The Indian insurance sector may have found some cheer in reports which indicated how premiums went up for general insurance companies in August 2023 by 12.8%. They touched INR 19,290.70 crore in comparison to INR 17,101.72 crore in August 2022. Standalone health insurance companies also saw premiums increasing to INR 2,590.88 crore (growth of 25.65%) from INR 2,061.96 crore in the year-ago period.
At the same time, an Economic Survey 2022-23 also highlighted India as one of the fastest-growing insurance markets of the next decade. The report also stated how the penetration of insurance across India had gone up from 2.7% around the dawn of the new millennium to 4.2% in 2020. In 2021, life insurance penetration also stood at 3.2% which was twice as high as several other emerging markets and also surpassed the worldwide average.
Insurance density in India, based on this survey, went up to $91 in 2021 from $11.1 in 2001. However, despite these favourable indicators, there are recent reports that have drawn attention to several other issues that deserve more focus among citizens, policymakers, and insurers.

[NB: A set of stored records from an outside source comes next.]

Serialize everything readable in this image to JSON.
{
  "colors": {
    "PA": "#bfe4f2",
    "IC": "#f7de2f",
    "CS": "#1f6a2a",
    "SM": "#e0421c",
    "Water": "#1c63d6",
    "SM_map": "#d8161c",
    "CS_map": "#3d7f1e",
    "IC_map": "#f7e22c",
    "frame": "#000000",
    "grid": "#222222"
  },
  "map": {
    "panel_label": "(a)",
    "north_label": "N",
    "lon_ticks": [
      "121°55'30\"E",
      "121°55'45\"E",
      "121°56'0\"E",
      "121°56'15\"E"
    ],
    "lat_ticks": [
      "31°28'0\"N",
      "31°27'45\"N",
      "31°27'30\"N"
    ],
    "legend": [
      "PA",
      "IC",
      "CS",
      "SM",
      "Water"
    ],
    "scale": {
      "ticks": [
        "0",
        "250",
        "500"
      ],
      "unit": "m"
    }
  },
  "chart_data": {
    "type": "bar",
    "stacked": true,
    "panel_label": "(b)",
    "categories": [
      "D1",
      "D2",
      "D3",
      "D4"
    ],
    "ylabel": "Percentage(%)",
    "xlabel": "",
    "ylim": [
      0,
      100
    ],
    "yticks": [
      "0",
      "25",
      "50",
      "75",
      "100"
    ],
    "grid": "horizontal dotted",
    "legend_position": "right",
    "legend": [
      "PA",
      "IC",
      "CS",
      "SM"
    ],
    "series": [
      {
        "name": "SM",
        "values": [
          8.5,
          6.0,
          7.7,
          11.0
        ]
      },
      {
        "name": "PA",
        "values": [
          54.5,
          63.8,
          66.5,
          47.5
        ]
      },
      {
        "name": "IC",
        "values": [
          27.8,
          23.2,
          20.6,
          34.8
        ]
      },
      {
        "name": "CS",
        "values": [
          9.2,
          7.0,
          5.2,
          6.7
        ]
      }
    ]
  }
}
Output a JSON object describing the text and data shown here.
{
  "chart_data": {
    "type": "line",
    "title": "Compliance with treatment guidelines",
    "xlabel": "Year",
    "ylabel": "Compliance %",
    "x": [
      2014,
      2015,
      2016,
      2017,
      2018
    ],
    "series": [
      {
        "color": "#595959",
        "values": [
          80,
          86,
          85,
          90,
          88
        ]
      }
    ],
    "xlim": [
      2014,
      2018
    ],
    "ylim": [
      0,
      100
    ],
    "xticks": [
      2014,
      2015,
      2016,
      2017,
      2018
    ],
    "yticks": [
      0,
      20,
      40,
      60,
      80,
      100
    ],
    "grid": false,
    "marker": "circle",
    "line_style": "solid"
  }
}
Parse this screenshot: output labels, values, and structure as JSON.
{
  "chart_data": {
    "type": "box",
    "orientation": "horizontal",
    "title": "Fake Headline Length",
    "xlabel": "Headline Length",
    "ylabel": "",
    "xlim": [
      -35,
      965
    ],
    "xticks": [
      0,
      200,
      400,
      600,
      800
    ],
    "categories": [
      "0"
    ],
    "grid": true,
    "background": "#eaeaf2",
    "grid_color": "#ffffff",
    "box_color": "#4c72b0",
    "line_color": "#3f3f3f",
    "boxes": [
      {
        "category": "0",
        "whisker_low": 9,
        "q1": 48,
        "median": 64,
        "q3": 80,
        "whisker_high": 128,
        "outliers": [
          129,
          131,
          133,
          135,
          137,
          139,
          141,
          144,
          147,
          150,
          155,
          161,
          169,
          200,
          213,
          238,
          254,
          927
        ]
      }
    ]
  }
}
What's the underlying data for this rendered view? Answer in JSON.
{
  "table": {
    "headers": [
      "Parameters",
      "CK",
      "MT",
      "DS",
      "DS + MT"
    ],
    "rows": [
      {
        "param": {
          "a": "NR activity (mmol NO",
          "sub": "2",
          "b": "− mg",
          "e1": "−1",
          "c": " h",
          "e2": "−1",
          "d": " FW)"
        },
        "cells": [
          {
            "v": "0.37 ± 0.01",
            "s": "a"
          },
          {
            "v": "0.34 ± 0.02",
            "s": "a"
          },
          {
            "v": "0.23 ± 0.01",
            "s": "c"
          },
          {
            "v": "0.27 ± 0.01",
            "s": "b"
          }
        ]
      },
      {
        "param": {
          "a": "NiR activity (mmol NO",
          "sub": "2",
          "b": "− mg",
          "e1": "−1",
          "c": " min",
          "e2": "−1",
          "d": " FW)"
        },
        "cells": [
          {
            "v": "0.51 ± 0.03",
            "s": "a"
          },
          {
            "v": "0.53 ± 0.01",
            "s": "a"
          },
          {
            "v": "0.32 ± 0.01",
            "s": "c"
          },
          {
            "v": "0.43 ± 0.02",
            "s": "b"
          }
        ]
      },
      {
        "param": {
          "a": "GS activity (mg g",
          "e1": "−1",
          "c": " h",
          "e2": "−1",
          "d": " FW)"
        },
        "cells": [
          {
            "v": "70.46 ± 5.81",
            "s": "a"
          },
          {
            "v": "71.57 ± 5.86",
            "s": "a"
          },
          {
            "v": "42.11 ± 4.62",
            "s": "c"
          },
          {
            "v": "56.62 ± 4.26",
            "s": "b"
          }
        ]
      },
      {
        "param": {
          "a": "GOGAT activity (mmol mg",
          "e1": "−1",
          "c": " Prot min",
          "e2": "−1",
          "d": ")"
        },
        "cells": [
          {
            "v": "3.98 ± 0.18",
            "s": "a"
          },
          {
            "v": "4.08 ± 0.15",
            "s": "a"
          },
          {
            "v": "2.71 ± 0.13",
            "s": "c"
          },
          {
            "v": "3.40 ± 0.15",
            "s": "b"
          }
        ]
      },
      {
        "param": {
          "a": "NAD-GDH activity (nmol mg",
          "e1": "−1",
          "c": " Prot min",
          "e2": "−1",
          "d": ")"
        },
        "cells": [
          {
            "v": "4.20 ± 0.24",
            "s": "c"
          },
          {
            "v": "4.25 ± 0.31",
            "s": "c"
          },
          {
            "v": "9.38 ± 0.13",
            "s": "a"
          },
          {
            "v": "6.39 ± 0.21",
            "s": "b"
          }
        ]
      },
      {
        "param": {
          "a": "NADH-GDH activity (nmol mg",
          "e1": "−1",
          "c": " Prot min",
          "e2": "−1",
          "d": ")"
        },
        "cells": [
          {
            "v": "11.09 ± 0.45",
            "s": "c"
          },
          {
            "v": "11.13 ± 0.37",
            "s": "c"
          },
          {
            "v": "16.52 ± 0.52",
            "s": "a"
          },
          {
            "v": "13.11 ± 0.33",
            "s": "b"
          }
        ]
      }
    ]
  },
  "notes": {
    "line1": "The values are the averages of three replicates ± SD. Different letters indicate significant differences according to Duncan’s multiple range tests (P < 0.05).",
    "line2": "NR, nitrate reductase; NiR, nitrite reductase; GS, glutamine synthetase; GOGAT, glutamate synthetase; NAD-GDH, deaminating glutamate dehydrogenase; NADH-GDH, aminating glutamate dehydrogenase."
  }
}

An ACKO survey highlights how a massive 68% of Indian policyholders have less than INR 10 lakh as their medical coverage. A hefty 27% also have coverage which is lower than even INR 5 lakh. Some other findings also reveal a starker picture, namely how 64% of people have not scaled up coverage from the last year and how 61% of prospective buyers are not looking at purchasing health coverage with the sum insured crossing INR 10 lakh. Also, 65% opined how coverage up to INR 10 lakh was sufficient.
Some other aspects worth highlighting
1000 respondents were surveyed for the report throughout six Indian metro cities, between 28 and 55 years of age. 60% also opined that they clearly understand their policy terms and conditions. However, the report also highlighted how just 53% had an awareness of cashless treatment, while only 45% and 50% were aware of the 100% bill payment and accident coverage features.
Here are some other insights from the survey:
While purchasing policies, many potential customers and policyholders wish to purchase them directly from their insurers. 30% have already purchased health insurance directly from insurance companies. 52% of customers, however, purchased them from third parties. 36% feel that they will choose policies offered by aggregators while 33% prefer third parties for their insurance requirements. However, policyholders are not as aware of aspects like unlimited coverage availability, the capping of room rent, and consumables coverage.
The latter indicates financial coverage for medical aids or equipment that are listed as consumable, including protective equipment, gloves, masks, and so on. The coverage is now an add-on to many policies. Some of the preferred consumables in policies include administrative costs, housekeeping costs, surgical equipment expenses, room costs, and any other item provided in the product, and so on. Yet, the IRDA list is a guideline and insurance companies can exclude or include them as per their desires. The survey throws up several interesting findings.
It also highlights a pressing fact, i.e. how many policyholders in the country may be under-insured regarding health coverage. Scaling up health coverage gradually to keep up with rising inflation in medical costs is always recommended in order to stay financially insulated from sudden emergencies and hospitalization costs.